Turn of the century newspapers always provide a more colorful reading than today's fare.  This particular article concerns matters before the city council of Elyria, Ohio in 1902, where my paternal great-granduncle, W.C. LeMaster was a councilman.

Source : The Weekly Chronicle (Elyria, Ohio), April 5, 1902, page 7.


Yells Grundy - The Mayor Brings out Complaint Against Grundy

The tragic moment of Tues. night's council meeting was reached when the mayor arose in a very deliberate manner and stated that it was his painful duty to notify the council of certain irregularities of the senior councilman from the Second ward.

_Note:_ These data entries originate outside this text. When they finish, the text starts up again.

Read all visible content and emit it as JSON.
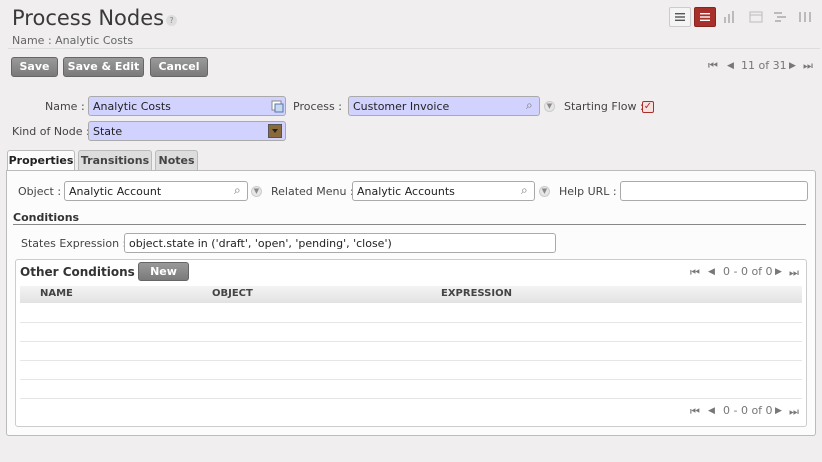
{
  "header": {
    "title": "Process Nodes",
    "help": "?",
    "subtitle": "Name : Analytic Costs"
  },
  "toolbar": {
    "save": "Save",
    "save_edit": "Save & Edit",
    "cancel": "Cancel"
  },
  "pager": {
    "first": "⏮",
    "prev": "◀",
    "text": "11 of 31",
    "next": "▶",
    "last": "⏭"
  },
  "form": {
    "name_label": "Name :",
    "name_value": "Analytic Costs",
    "process_label": "Process :",
    "process_value": "Customer Invoice",
    "starting_flow_label": "Starting Flow :",
    "starting_flow_checked": true,
    "kind_label": "Kind of Node :",
    "kind_value": "State"
  },
  "tabs": [
    "Properties",
    "Transitions",
    "Notes"
  ],
  "properties": {
    "object_label": "Object :",
    "object_value": "Analytic Account",
    "menu_label": "Related Menu :",
    "menu_value": "Analytic Accounts",
    "help_url_label": "Help URL :",
    "help_url_value": "",
    "conditions_title": "Conditions",
    "states_label": "States Expression :",
    "states_value": "object.state in ('draft', 'open', 'pending', 'close')"
  },
  "other_conditions": {
    "title": "Other Conditions",
    "new_button": "New",
    "pager_text": "0 - 0 of 0",
    "columns": [
      "NAME",
      "OBJECT",
      "EXPRESSION"
    ]
  },
  "colors": {
    "accent": "#a7302a",
    "required_field": "#d2d2ff"
  }
}
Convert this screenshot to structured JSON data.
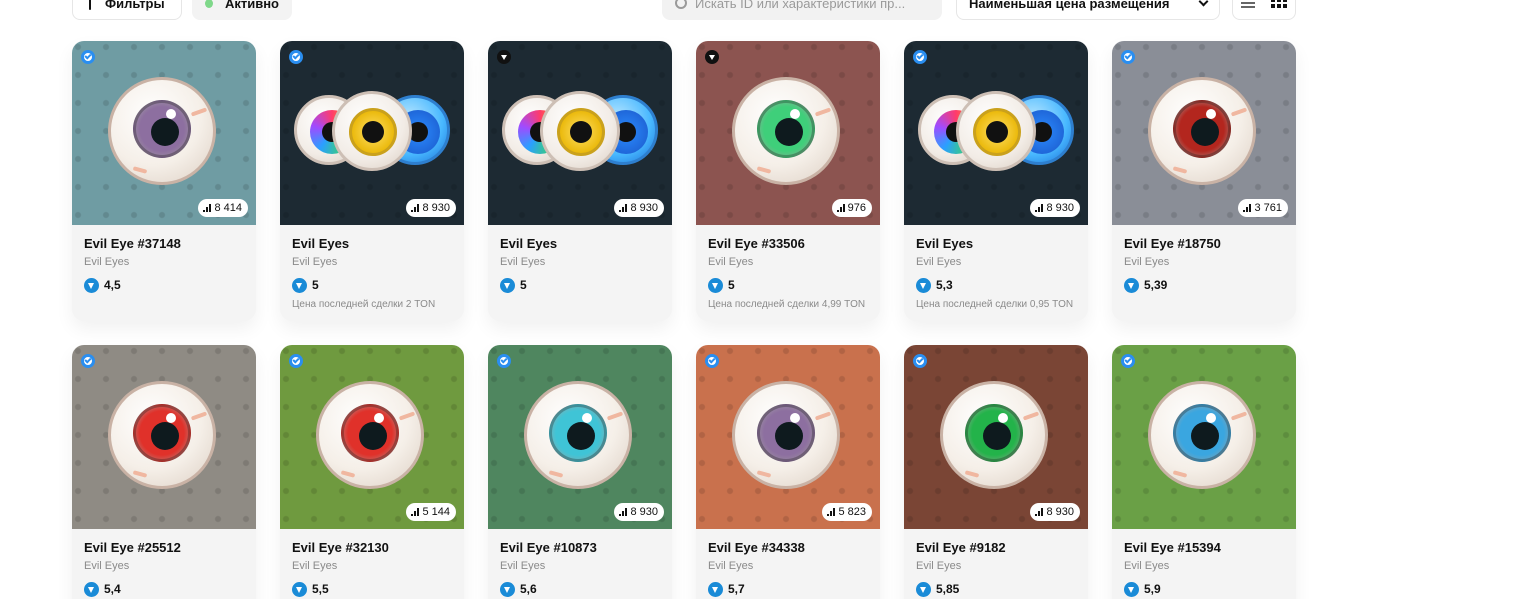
{
  "toolbar": {
    "filters_label": "Фильтры",
    "active_label": "Активно",
    "search_placeholder": "Искать ID или характеристики пр...",
    "sort_label": "Наименьшая цена размещения"
  },
  "colors": {
    "ton_blue": "#1a8bd7",
    "verified_blue": "#2a8ef0",
    "active_dot": "#7fd88a"
  },
  "cards": [
    {
      "name": "Evil Eye #37148",
      "collection": "Evil Eyes",
      "price": "4,5",
      "stat": "8 414",
      "last_sale": "",
      "badge": "verified-check-icon",
      "bg": "#6f9ca3",
      "art": "single",
      "iris": "#8d6fa0"
    },
    {
      "name": "Evil Eyes",
      "collection": "Evil Eyes",
      "price": "5",
      "stat": "8 930",
      "last_sale": "Цена последней сделки 2 TON",
      "badge": "verified-check-icon",
      "bg": "#1d2a33",
      "art": "trio",
      "iris": ""
    },
    {
      "name": "Evil Eyes",
      "collection": "Evil Eyes",
      "price": "5",
      "stat": "8 930",
      "last_sale": "",
      "badge": "marketplace-triangle-icon",
      "bg": "#1d2a33",
      "art": "trio",
      "iris": ""
    },
    {
      "name": "Evil Eye #33506",
      "collection": "Evil Eyes",
      "price": "5",
      "stat": "976",
      "last_sale": "Цена последней сделки 4,99 TON",
      "badge": "marketplace-triangle-icon",
      "bg": "#8c5450",
      "art": "single",
      "iris": "#3fcf7a"
    },
    {
      "name": "Evil Eyes",
      "collection": "Evil Eyes",
      "price": "5,3",
      "stat": "8 930",
      "last_sale": "Цена последней сделки 0,95 TON",
      "badge": "verified-check-icon",
      "bg": "#1d2a33",
      "art": "trio",
      "iris": ""
    },
    {
      "name": "Evil Eye #18750",
      "collection": "Evil Eyes",
      "price": "5,39",
      "stat": "3 761",
      "last_sale": "",
      "badge": "verified-check-icon",
      "bg": "#8a8e97",
      "art": "single",
      "iris": "#b3261e"
    },
    {
      "name": "Evil Eye #25512",
      "collection": "Evil Eyes",
      "price": "5,4",
      "stat": "",
      "last_sale": "",
      "badge": "verified-check-icon",
      "bg": "#8f8b84",
      "art": "single",
      "iris": "#e0312a"
    },
    {
      "name": "Evil Eye #32130",
      "collection": "Evil Eyes",
      "price": "5,5",
      "stat": "5 144",
      "last_sale": "",
      "badge": "verified-check-icon",
      "bg": "#6f9a3f",
      "art": "single",
      "iris": "#e0312a"
    },
    {
      "name": "Evil Eye #10873",
      "collection": "Evil Eyes",
      "price": "5,6",
      "stat": "8 930",
      "last_sale": "",
      "badge": "verified-check-icon",
      "bg": "#4f865f",
      "art": "single",
      "iris": "#3fc4d6"
    },
    {
      "name": "Evil Eye #34338",
      "collection": "Evil Eyes",
      "price": "5,7",
      "stat": "5 823",
      "last_sale": "",
      "badge": "verified-check-icon",
      "bg": "#c9714d",
      "art": "single",
      "iris": "#8d6fa0"
    },
    {
      "name": "Evil Eye #9182",
      "collection": "Evil Eyes",
      "price": "5,85",
      "stat": "8 930",
      "last_sale": "",
      "badge": "verified-check-icon",
      "bg": "#7a4535",
      "art": "single",
      "iris": "#23b34a"
    },
    {
      "name": "Evil Eye #15394",
      "collection": "Evil Eyes",
      "price": "5,9",
      "stat": "",
      "last_sale": "",
      "badge": "verified-check-icon",
      "bg": "#6aa046",
      "art": "single",
      "iris": "#3aa6e0"
    }
  ]
}
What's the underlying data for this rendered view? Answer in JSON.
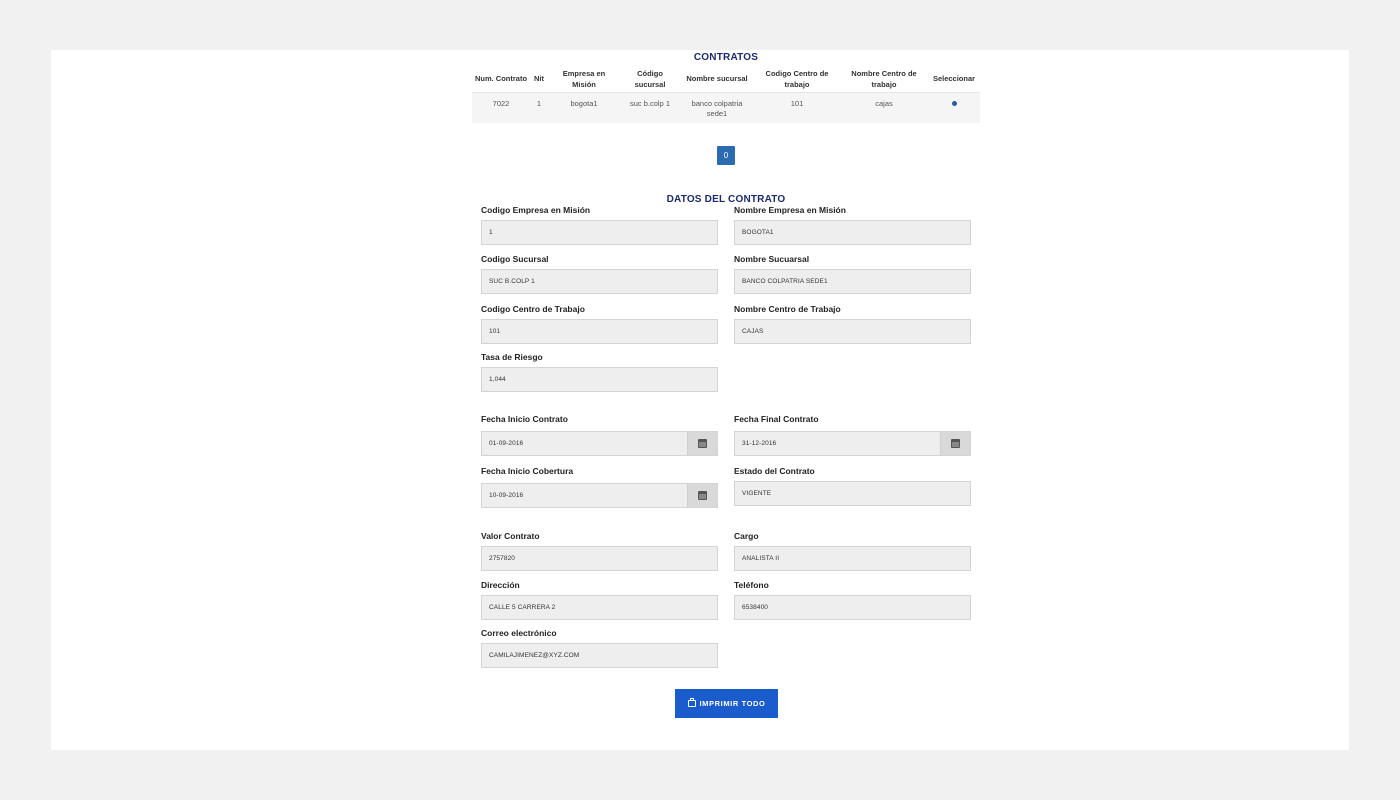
{
  "contratos": {
    "title": "CONTRATOS",
    "columns": [
      "Num. Contrato",
      "Nit",
      "Empresa en Misión",
      "Código sucursal",
      "Nombre sucursal",
      "Codigo Centro de trabajo",
      "Nombre Centro de trabajo",
      "Seleccionar"
    ],
    "rows": [
      [
        "7022",
        "1",
        "bogota1",
        "suc b.colp 1",
        "banco colpatria sede1",
        "101",
        "cajas",
        ""
      ]
    ]
  },
  "pagination": {
    "current": "0"
  },
  "datos": {
    "title": "DATOS DEL CONTRATO",
    "codigo_empresa": {
      "label": "Codigo Empresa en Misión",
      "value": "1"
    },
    "nombre_empresa": {
      "label": "Nombre Empresa en Misión",
      "value": "BOGOTA1"
    },
    "codigo_sucursal": {
      "label": "Codigo Sucursal",
      "value": "SUC B.COLP 1"
    },
    "nombre_sucursal": {
      "label": "Nombre Sucuarsal",
      "value": "BANCO COLPATRIA SEDE1"
    },
    "codigo_centro": {
      "label": "Codigo Centro de Trabajo",
      "value": "101"
    },
    "nombre_centro": {
      "label": "Nombre Centro de Trabajo",
      "value": "CAJAS"
    },
    "tasa_riesgo": {
      "label": "Tasa de Riesgo",
      "value": "1,044"
    },
    "fecha_inicio_contrato": {
      "label": "Fecha Inicio Contrato",
      "value": "01-09-2016"
    },
    "fecha_final_contrato": {
      "label": "Fecha Final Contrato",
      "value": "31-12-2016"
    },
    "fecha_inicio_cobertura": {
      "label": "Fecha Inicio Cobertura",
      "value": "10-09-2016"
    },
    "estado_contrato": {
      "label": "Estado del Contrato",
      "value": "VIGENTE"
    },
    "valor_contrato": {
      "label": "Valor Contrato",
      "value": "2757820"
    },
    "cargo": {
      "label": "Cargo",
      "value": "ANALISTA II"
    },
    "direccion": {
      "label": "Dirección",
      "value": "CALLE 5 CARRERA 2"
    },
    "telefono": {
      "label": "Teléfono",
      "value": "6538400"
    },
    "correo": {
      "label": "Correo electrónico",
      "value": "CAMILAJIMENEZ@XYZ.COM"
    }
  },
  "actions": {
    "print_label": "IMPRIMIR TODO"
  },
  "icons": {
    "calendar": "calendar-icon",
    "printer": "printer-icon"
  },
  "colors": {
    "title": "#1b2a6b",
    "primary_button": "#1a5ccc",
    "page_button": "#2d6bb0"
  }
}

He stated that complaints had reached his ears that this councilman had been giving city property to certain people in his ward, namely, that stone owned by the city had been given to individuals and hauled at the city's expense on order from the senior councilman from the Second ward.  He stated that he had investigated it and found that such was the case.

President Smith asked who this man was and Grundy jumped to his feet, stating, "I'm the gentleman."

He said that a stone and a half had been taken out of a cross walk and a citizen had asked for it.  Grundy said he consulted with others on the street committee who agreed it would be all right if the party would be willing to pay for it if it was of value.  Grundy then called the mayor a liar and a scoundrel and was proceeding to say that this act was done at this time for political effect when the chairman requested that he confine himself to courteous language.  Grundy wanted to know why they had kept quiet four months and spring it at this time.

Eady said such things as alleged were done often and he thought that no great harm had been committed.

LeMaster emphasized in a general way what Grundy had said, and said Grundy had always done his duty.

The mayor then said that it was his duty to call attention to such matters and he would do so whether it were LeMaster or Grundy.  He said that three stone had been hauled from the stone yard by the city teams for Mr. Monroe, and that cinders had been placed on walks at certain points on Lake avenue at the city's expense.

Mr. LeMaster moved that the matter be referred to the street committee.  Lersch suggested that inasmuch as these complaints were against one of this committee that it appeared a little ridiculous to refer the question to them.  The matter was referred.